Regarding MLPs, Hatfield addressed past investor concerns stemming from high leverage and volatile energy prices. He assured that modern MLPs have corrected these issues, offering well-covered dividends and reduced leverage. His firm’s corporate MLP fund avoids the K-1 tax complexities associated with direct MLP investments, offering capital gains treatment instead. With energy prices expected to remain robust, MLPs present a compelling income and total return opportunity.
Q&A and Future Outlook
During the Q&A session, Hatfield reiterated his views on the yield curve, expecting it to remain inverted for approximately two years due to the Fed’s rearview-mirror approach to monetary policy. However, he anticipates the 10-year Treasury yield settling around 3-3.25% due to global demand from aging populations and pension funds, as well as modest global economic growth.
On the financial sector, he expressed a positive outlook, particularly for regional banks benefiting from the yield curve inversion, which expands their net interest margins. He dismissed fears of widespread loan write-offs, attributing this to an overestimation of potential unemployment.
Addressing the distinction between yield metrics, Hatfield explained SEC yield as a standardized, expense-adjusted estimate, contrasting it with the distribution yield, which represents the actual payout. He stressed the importance of funds having an SEC yield that adequately covers their distribution to avoid return of capital.
In response to a question about publicly traded funds versus private market valuations, Hatfield acknowledged that private markets often exhibit higher valuations, potentially due to less liquid and more subjective marking practices. He noted that publicly traded alternatives, accessible via ETFs and closed-end funds, can offer attractive opportunities, especially when trading at discounts.

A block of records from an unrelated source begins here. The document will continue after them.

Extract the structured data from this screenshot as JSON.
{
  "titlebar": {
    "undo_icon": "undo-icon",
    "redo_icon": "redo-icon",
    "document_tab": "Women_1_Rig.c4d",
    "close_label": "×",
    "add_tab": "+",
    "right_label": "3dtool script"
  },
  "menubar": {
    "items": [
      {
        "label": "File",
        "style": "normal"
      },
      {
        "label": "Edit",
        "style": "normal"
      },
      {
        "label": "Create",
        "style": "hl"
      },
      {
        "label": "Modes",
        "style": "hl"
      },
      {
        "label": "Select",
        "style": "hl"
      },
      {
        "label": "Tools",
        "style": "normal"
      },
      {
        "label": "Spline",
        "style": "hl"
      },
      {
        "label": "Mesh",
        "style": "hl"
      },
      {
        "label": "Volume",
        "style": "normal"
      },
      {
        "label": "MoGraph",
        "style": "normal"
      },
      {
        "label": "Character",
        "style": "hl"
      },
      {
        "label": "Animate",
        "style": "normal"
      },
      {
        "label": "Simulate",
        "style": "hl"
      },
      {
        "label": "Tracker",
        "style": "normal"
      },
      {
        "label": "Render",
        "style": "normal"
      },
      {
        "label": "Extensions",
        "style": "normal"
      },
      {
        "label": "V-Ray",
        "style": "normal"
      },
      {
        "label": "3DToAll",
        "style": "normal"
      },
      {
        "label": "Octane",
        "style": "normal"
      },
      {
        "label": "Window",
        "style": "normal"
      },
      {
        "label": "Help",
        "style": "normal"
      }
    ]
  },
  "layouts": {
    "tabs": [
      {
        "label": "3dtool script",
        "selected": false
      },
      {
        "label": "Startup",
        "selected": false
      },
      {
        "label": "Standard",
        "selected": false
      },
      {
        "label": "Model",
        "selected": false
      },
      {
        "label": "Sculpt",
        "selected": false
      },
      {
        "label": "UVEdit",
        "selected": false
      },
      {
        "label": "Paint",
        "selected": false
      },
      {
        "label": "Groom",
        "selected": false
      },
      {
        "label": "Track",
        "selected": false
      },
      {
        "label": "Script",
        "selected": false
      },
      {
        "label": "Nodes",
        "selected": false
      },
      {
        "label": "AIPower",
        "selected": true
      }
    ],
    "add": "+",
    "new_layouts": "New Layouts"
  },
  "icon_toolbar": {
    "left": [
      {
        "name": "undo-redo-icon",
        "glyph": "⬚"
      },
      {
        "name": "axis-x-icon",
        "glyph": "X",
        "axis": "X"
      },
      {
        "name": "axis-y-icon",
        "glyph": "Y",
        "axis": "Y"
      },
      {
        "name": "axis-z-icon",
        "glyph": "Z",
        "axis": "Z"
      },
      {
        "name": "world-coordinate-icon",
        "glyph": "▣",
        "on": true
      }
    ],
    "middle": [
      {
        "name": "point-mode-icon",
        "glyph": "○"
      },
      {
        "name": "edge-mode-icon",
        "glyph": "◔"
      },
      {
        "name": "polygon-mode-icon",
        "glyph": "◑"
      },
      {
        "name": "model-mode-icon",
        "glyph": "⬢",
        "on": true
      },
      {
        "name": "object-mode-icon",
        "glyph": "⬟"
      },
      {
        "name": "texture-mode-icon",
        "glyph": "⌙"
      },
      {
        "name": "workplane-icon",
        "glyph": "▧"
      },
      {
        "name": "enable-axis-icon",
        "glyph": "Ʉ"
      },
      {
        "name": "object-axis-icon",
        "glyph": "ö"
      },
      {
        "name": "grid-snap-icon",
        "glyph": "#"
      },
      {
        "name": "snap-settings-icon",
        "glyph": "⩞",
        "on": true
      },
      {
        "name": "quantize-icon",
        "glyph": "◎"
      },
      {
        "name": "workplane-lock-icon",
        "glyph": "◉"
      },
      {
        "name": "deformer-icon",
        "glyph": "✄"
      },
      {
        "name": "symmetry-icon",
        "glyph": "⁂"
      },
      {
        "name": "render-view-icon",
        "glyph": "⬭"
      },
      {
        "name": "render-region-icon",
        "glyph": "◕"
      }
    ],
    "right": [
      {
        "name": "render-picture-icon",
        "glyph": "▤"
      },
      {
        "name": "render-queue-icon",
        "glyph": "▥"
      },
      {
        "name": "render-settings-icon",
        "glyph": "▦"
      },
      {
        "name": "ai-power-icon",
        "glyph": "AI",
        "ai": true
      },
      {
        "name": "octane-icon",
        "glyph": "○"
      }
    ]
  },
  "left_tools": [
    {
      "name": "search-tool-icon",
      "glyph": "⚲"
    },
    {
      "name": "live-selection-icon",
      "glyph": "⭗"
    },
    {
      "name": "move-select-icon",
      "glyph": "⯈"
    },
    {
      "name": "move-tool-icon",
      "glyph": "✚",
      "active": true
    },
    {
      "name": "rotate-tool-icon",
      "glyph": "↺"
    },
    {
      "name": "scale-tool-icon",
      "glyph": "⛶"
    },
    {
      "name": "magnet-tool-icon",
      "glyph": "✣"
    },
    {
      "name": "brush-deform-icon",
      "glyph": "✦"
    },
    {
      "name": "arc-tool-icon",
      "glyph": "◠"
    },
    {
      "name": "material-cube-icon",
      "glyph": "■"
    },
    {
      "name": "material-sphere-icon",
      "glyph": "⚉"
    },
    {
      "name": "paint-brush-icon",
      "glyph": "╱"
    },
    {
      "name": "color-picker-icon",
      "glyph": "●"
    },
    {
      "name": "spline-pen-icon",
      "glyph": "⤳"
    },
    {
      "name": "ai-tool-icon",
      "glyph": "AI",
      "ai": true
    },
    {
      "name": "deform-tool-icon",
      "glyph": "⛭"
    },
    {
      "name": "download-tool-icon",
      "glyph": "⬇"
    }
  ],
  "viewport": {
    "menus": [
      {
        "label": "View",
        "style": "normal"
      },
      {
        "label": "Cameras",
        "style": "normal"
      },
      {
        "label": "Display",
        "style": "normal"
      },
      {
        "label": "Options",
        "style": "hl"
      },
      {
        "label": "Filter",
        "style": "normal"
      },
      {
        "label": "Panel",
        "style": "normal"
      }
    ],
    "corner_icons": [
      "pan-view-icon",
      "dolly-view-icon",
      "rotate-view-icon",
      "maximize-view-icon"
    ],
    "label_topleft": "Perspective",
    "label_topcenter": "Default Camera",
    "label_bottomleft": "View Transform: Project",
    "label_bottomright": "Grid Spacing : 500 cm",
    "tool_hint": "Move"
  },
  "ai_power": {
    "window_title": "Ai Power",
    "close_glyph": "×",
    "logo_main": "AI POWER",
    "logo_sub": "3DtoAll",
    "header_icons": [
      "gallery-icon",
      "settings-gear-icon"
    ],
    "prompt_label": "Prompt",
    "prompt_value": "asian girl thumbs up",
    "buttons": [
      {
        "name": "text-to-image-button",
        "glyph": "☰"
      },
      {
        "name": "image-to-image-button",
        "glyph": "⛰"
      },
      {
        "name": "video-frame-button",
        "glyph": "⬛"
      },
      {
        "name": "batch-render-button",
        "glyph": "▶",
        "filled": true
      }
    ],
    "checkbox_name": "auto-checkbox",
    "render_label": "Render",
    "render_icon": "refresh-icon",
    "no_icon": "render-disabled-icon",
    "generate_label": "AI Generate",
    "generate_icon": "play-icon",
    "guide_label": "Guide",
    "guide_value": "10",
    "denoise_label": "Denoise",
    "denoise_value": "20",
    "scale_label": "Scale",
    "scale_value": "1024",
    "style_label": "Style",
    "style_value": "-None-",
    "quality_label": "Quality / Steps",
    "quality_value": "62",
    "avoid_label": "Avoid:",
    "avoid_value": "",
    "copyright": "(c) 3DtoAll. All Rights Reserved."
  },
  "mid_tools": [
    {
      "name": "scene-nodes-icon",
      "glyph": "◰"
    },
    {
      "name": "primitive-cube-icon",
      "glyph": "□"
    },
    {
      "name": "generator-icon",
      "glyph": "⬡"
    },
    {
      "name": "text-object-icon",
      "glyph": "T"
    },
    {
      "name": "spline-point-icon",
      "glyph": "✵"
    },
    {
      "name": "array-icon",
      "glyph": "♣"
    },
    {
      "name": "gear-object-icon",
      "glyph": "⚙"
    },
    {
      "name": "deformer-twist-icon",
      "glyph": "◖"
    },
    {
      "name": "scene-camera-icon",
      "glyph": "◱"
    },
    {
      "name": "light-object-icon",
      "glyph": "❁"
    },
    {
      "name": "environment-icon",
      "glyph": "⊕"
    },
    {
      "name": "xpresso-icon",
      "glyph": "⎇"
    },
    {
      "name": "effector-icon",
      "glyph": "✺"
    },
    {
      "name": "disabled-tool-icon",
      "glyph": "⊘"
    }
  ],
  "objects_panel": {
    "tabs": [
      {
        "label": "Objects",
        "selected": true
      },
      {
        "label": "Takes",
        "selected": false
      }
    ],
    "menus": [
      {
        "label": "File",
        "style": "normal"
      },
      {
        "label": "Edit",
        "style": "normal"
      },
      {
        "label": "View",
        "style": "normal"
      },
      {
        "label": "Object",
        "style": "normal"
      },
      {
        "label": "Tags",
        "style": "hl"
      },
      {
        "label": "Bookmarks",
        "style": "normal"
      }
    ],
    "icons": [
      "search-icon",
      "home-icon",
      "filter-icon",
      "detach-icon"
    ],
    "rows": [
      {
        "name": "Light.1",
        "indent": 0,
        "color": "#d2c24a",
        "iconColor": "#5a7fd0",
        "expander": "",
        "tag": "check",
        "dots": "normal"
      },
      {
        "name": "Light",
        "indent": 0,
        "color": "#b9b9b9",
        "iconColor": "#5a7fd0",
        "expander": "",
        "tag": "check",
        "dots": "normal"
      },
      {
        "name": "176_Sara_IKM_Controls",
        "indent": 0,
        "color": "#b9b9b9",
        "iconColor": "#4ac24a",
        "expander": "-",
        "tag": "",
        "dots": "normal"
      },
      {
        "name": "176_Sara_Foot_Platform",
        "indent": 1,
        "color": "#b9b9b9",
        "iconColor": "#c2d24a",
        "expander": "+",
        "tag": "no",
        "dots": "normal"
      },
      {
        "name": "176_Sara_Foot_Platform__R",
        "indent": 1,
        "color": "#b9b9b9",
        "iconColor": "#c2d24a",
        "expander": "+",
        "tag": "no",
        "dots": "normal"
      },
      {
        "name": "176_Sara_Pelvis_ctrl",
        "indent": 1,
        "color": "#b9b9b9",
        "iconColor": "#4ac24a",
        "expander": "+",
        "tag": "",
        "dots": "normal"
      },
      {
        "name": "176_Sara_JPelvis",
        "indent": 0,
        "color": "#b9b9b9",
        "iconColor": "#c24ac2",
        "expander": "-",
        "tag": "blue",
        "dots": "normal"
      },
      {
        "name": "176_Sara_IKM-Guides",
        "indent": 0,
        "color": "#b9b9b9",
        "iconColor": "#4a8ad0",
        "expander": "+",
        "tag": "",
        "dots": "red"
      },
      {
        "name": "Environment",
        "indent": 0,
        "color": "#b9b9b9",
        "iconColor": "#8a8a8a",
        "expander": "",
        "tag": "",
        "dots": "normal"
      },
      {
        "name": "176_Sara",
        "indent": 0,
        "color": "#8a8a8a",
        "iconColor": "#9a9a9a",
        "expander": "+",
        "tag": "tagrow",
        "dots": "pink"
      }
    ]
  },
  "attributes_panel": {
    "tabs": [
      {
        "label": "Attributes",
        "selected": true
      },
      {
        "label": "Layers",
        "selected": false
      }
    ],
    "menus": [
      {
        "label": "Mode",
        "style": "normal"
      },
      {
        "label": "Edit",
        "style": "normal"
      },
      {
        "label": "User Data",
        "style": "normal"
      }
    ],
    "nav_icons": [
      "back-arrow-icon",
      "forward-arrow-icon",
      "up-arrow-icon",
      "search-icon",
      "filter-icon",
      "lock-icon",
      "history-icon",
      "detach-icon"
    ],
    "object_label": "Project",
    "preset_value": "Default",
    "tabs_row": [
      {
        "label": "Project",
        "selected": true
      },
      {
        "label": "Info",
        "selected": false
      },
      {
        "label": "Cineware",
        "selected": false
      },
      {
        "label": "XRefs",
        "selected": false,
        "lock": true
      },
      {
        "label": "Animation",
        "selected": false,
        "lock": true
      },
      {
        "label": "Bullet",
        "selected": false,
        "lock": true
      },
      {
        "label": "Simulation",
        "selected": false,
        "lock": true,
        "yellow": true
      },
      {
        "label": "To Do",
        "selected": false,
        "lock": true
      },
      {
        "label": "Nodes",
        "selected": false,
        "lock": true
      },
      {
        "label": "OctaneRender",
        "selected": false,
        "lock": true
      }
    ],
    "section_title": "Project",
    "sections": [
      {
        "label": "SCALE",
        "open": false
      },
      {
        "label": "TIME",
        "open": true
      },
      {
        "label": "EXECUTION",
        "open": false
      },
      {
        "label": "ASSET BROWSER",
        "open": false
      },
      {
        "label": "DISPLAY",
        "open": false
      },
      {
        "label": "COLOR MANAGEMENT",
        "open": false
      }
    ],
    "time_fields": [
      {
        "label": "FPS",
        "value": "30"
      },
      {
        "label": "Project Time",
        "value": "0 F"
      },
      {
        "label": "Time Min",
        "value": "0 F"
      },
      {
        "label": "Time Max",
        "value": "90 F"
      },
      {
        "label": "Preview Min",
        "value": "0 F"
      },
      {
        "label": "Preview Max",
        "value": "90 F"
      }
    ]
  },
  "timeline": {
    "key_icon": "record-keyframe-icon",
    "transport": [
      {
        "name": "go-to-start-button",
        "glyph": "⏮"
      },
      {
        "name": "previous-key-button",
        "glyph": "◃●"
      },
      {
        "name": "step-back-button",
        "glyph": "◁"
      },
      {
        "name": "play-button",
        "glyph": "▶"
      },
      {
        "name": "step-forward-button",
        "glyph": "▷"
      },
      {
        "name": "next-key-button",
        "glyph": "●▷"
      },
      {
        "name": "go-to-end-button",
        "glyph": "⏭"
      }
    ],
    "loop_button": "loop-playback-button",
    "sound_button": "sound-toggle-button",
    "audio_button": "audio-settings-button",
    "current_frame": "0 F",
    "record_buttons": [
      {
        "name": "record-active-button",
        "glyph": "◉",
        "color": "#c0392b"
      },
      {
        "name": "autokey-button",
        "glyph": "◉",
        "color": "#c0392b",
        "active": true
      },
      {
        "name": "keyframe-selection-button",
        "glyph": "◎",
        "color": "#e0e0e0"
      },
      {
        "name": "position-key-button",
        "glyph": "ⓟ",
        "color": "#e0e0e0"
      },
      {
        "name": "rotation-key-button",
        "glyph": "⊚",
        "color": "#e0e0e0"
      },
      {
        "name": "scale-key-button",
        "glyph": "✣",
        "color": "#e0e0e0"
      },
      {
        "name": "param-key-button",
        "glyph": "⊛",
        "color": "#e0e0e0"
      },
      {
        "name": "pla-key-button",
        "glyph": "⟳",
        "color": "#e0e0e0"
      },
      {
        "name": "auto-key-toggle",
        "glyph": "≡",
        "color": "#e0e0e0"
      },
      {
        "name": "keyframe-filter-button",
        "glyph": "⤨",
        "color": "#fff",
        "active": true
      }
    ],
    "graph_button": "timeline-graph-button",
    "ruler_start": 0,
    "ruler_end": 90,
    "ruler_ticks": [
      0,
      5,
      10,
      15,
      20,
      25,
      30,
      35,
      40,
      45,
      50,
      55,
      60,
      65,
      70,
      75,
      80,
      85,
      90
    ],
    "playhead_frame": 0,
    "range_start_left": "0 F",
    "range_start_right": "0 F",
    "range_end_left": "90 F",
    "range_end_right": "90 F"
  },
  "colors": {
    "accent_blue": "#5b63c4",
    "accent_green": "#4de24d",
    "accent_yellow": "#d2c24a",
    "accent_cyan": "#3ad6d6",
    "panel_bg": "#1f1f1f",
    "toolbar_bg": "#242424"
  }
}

Finally, when asked about the merits of short-term Treasuries and CDs for yield, Hatfield acknowledged their safety but argued that they forgo the opportunity for higher, more sustainable returns offered by assets like preferred stocks and MLPs, especially considering the potential for declining short-term rates.
The webinar concluded with a strong emphasis on the enduring importance of income investing, particularly in navigating uncertain economic times. InfraCap’s insights provided financial advisors with a framework for constructing diversified portfolios that can generate consistent income while potentially capturing capital appreciation, even amidst evolving macroeconomic conditions.